Das Syndicat Géneral des Vignerons de la Champagne (SGV) kommt nun hoffentlich zur Ruhe. Am neuen Prachtbau des Verbands lässt sich erstmal nicht rütteln, gefragt ist jetzt eine Verbandsführung, die bei den Winzern wieder Ruhe einkehren lässt.

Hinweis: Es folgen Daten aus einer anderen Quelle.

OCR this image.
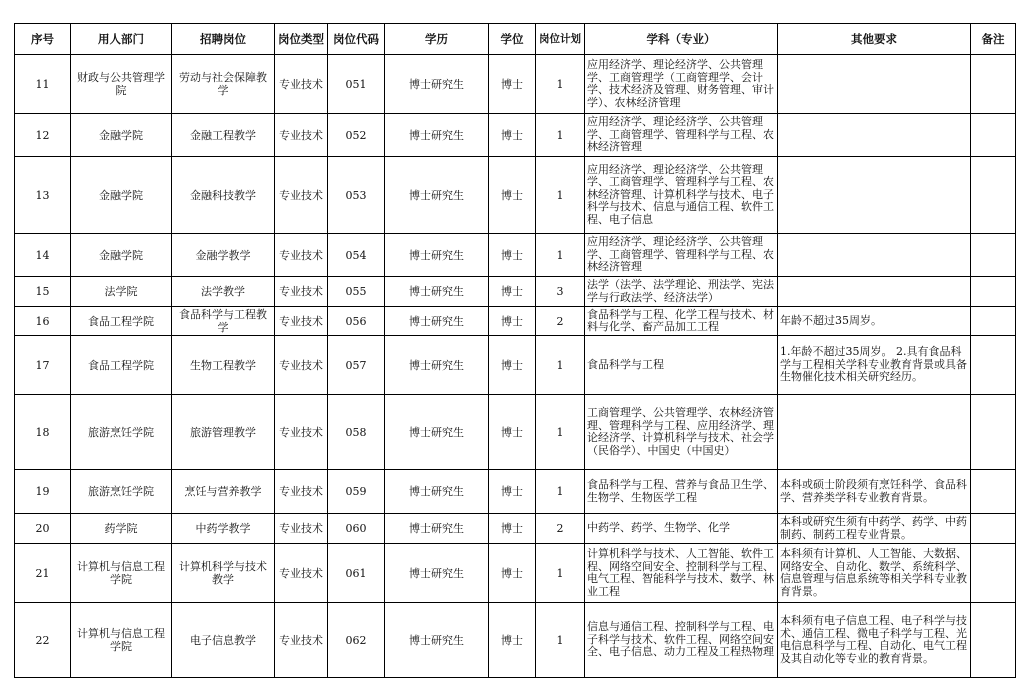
序号	用人部门	招聘岗位	岗位类型	岗位代码	学历	学位	岗位计划	学科（专业）	其他要求	备注
11	财政与公共管理学院	劳动与社会保障教学	专业技术	051	博士研究生	博士	1	应用经济学、理论经济学、公共管理学、工商管理学（工商管理学、会计学、技术经济及管理、财务管理、审计学）、农林经济管理		
12	金融学院	金融工程教学	专业技术	052	博士研究生	博士	1	应用经济学、理论经济学、公共管理学、工商管理学、管理科学与工程、农林经济管理		
13	金融学院	金融科技教学	专业技术	053	博士研究生	博士	1	应用经济学、理论经济学、公共管理学、工商管理学、管理科学与工程、农林经济管理、计算机科学与技术、电子科学与技术、信息与通信工程、软件工程、电子信息		
14	金融学院	金融学教学	专业技术	054	博士研究生	博士	1	应用经济学、理论经济学、公共管理学、工商管理学、管理科学与工程、农林经济管理		
15	法学院	法学教学	专业技术	055	博士研究生	博士	3	法学（法学、法学理论、刑法学、宪法学与行政法学、经济法学）		
16	食品工程学院	食品科学与工程教学	专业技术	056	博士研究生	博士	2	食品科学与工程、化学工程与技术、材料与化学、畜产品加工工程	年龄不超过35周岁。	
17	食品工程学院	生物工程教学	专业技术	057	博士研究生	博士	1	食品科学与工程	1.年龄不超过35周岁。 2.具有食品科学与工程相关学科专业教育背景或具备生物催化技术相关研究经历。	
18	旅游烹饪学院	旅游管理教学	专业技术	058	博士研究生	博士	1	工商管理学、公共管理学、农林经济管理、管理科学与工程、应用经济学、理论经济学、计算机科学与技术、社会学（民俗学）、中国史（中国史）		
19	旅游烹饪学院	烹饪与营养教学	专业技术	059	博士研究生	博士	1	食品科学与工程、营养与食品卫生学、生物学、生物医学工程	本科或硕士阶段须有烹饪科学、食品科学、营养类学科专业教育背景。	
20	药学院	中药学教学	专业技术	060	博士研究生	博士	2	中药学、药学、生物学、化学	本科或研究生须有中药学、药学、中药制药、制药工程专业背景。	
21	计算机与信息工程学院	计算机科学与技术教学	专业技术	061	博士研究生	博士	1	计算机科学与技术、人工智能、软件工程、网络空间安全、控制科学与工程、电气工程、智能科学与技术、数学、林业工程	本科须有计算机、人工智能、大数据、网络安全、自动化、数学、系统科学、信息管理与信息系统等相关学科专业教育背景。	
22	计算机与信息工程学院	电子信息教学	专业技术	062	博士研究生	博士	1	信息与通信工程、控制科学与工程、电子科学与技术、软件工程、网络空间安全、电子信息、动力工程及工程热物理	本科须有电子信息工程、电子科学与技术、通信工程、微电子科学与工程、光电信息科学与工程、自动化、电气工程及其自动化等专业的教育背景。	
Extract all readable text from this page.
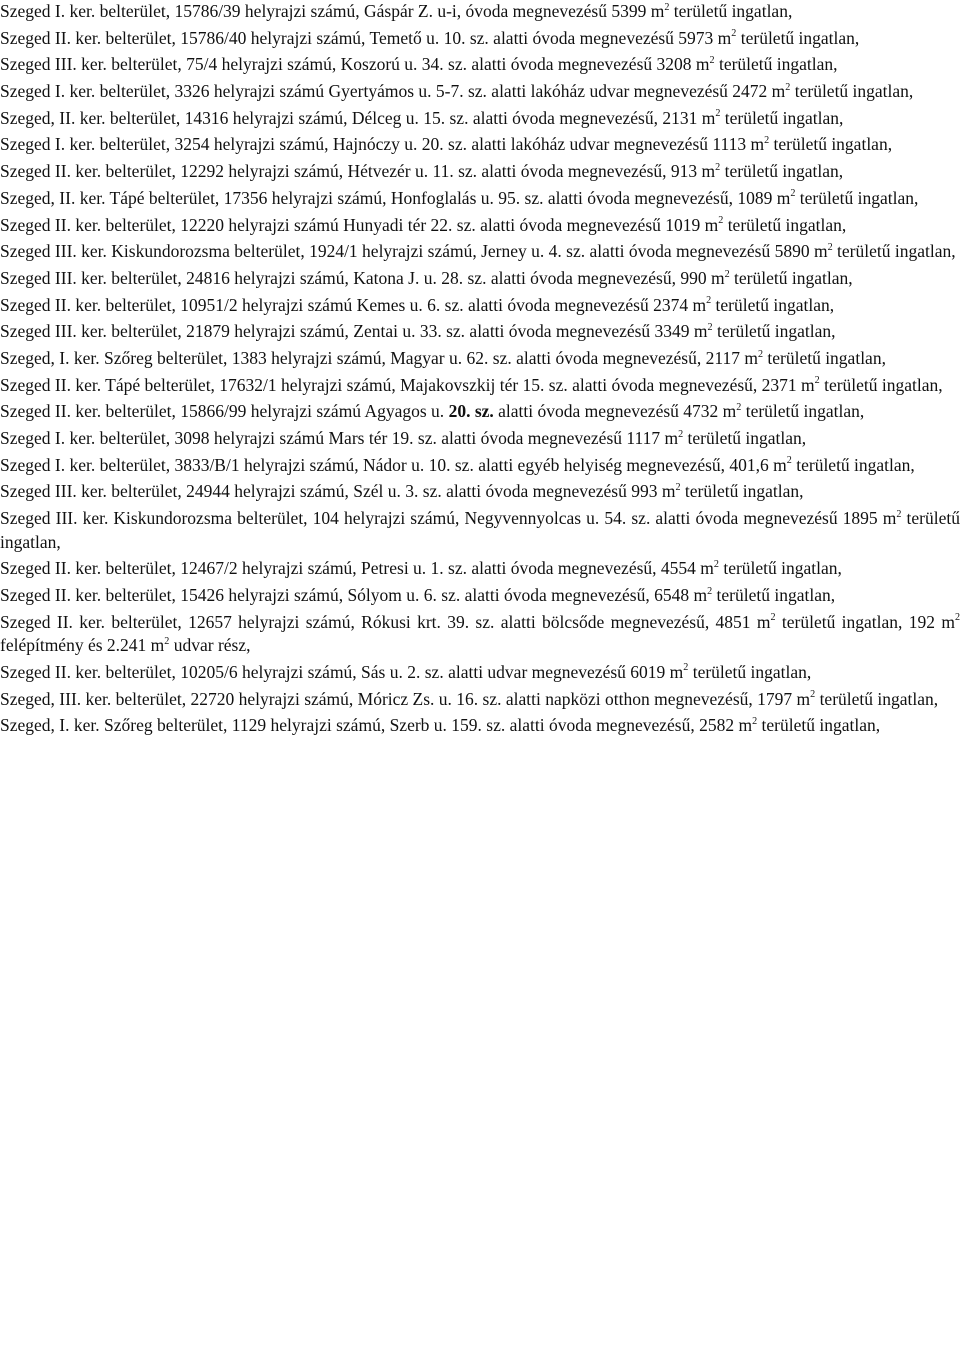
Szeged I. ker. belterület, 15786/39 helyrajzi számú, Gáspár Z. u-i, óvoda megnevezésű 5399 $m^2$ területű ingatlan,

Szeged II. ker. belterület, 15786/40 helyrajzi számú, Temető u. 10. sz. alatti óvoda megnevezésű 5973 $m^2$ területű ingatlan,

Szeged III. ker. belterület, 75/4 helyrajzi számú, Koszorú u. 34. sz. alatti óvoda megnevezésű 3208 $m^2$ területű ingatlan,

Szeged I. ker. belterület, 3326 helyrajzi számú Gyertyámos u. 5-7. sz. alatti lakóház udvar megnevezésű 2472 $m^2$ területű ingatlan,

Szeged, II. ker. belterület, 14316 helyrajzi számú, Délceg u. 15. sz. alatti óvoda megnevezésű, 2131 $m^2$ területű ingatlan,

Szeged I. ker. belterület, 3254 helyrajzi számú, Hajnóczy u. 20. sz. alatti lakóház udvar megnevezésű 1113 $m^2$ területű ingatlan,

Szeged II. ker. belterület, 12292 helyrajzi számú, Hétvezér u. 11. sz. alatti óvoda megnevezésű, 913 $m^2$ területű ingatlan,

Szeged, II. ker. Tápé belterület, 17356 helyrajzi számú, Honfoglalás u. 95. sz. alatti óvoda megnevezésű, 1089 $m^2$ területű ingatlan,

Szeged II. ker. belterület, 12220 helyrajzi számú Hunyadi tér 22. sz. alatti óvoda megnevezésű 1019 $m^2$ területű ingatlan,

Szeged III. ker. Kiskundorozsma belterület, 1924/1 helyrajzi számú, Jerney u. 4. sz. alatti óvoda megnevezésű 5890 $m^2$ területű ingatlan,

Szeged III. ker. belterület, 24816 helyrajzi számú, Katona J. u. 28. sz. alatti óvoda megnevezésű, 990 $m^2$ területű ingatlan,

Szeged II. ker. belterület, 10951/2 helyrajzi számú Kemes u. 6. sz. alatti óvoda megnevezésű 2374 $m^2$ területű ingatlan,

Szeged III. ker. belterület, 21879 helyrajzi számú, Zentai u. 33. sz. alatti óvoda megnevezésű 3349 $m^2$ területű ingatlan,

Szeged, I. ker. Szőreg belterület, 1383 helyrajzi számú, Magyar u. 62. sz. alatti óvoda megnevezésű, 2117 $m^2$ területű ingatlan,

Szeged II. ker. Tápé belterület, 17632/1 helyrajzi számú, Majakovszkij tér 15. sz. alatti óvoda megnevezésű, 2371 $m^2$ területű ingatlan,

Szeged II. ker. belterület, 15866/99 helyrajzi számú Agyagos u. 20. sz. alatti óvoda megnevezésű 4732 $m^2$ területű ingatlan,

Szeged I. ker. belterület, 3098 helyrajzi számú Mars tér 19. sz. alatti óvoda megnevezésű 1117 $m^2$ területű ingatlan,

Szeged I. ker. belterület, 3833/B/1 helyrajzi számú, Nádor u. 10. sz. alatti egyéb helyiség megnevezésű, 401,6 $m^2$ területű ingatlan,

Szeged III. ker. belterület, 24944 helyrajzi számú, Szél u. 3. sz. alatti óvoda megnevezésű 993 $m^2$ területű ingatlan,

Szeged III. ker. Kiskundorozsma belterület, 104 helyrajzi számú, Negyvennyolcas u. 54. sz. alatti óvoda megnevezésű 1895 $m^2$ területű ingatlan,

Szeged II. ker. belterület, 12467/2 helyrajzi számú, Petresi u. 1. sz. alatti óvoda megnevezésű, 4554 $m^2$ területű ingatlan,

Szeged II. ker. belterület, 15426 helyrajzi számú, Sólyom u. 6. sz. alatti óvoda megnevezésű, 6548 $m^2$ területű ingatlan,

Szeged II. ker. belterület, 12657 helyrajzi számú, Rókusi krt. 39. sz. alatti bölcsőde megnevezésű, 4851 $m^2$ területű ingatlan, 192 $m^2$ felépítmény és 2.241 $m^2$ udvar rész,

Szeged II. ker. belterület, 10205/6 helyrajzi számú, Sás u. 2. sz. alatti udvar megnevezésű 6019 $m^2$ területű ingatlan,

Szeged, III. ker. belterület, 22720 helyrajzi számú, Móricz Zs. u. 16. sz. alatti napközi otthon megnevezésű, 1797 $m^2$ területű ingatlan,

Szeged, I. ker. Szőreg belterület, 1129 helyrajzi számú, Szerb u. 159. sz. alatti óvoda megnevezésű, 2582 $m^2$ területű ingatlan,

Als Präsident konnte sich gestern Pascal Férat mit 30 von 48 Wählerstimmen (das entspricht 62%) gegen Pierre Cheval und Patrick Le Brun durchsetzen. Der 53-jährige ist Récoltant Cooperateur in Vertus und war Chef der dortigen Genossenschaft "La Goutte d'Or", sowie des Genossenschaftsverbands. Insofern ist ihm vielleicht am ehesten zuzutrauen, oder besser zuzumuten, eine aufgebrachte Winzerschaft zu führen.

Unterstützen werden ihn Dominique Fleury, Joel Falmet und Maxime Toubart als Vizepräsidenten, Generalsekretär wird Remi Durand. Antoine Chiquet, Jocelyne Dravigny, Joël Follet, Michel Furdyna und Hervé Tissier bilden den erweiterten Führungsstab.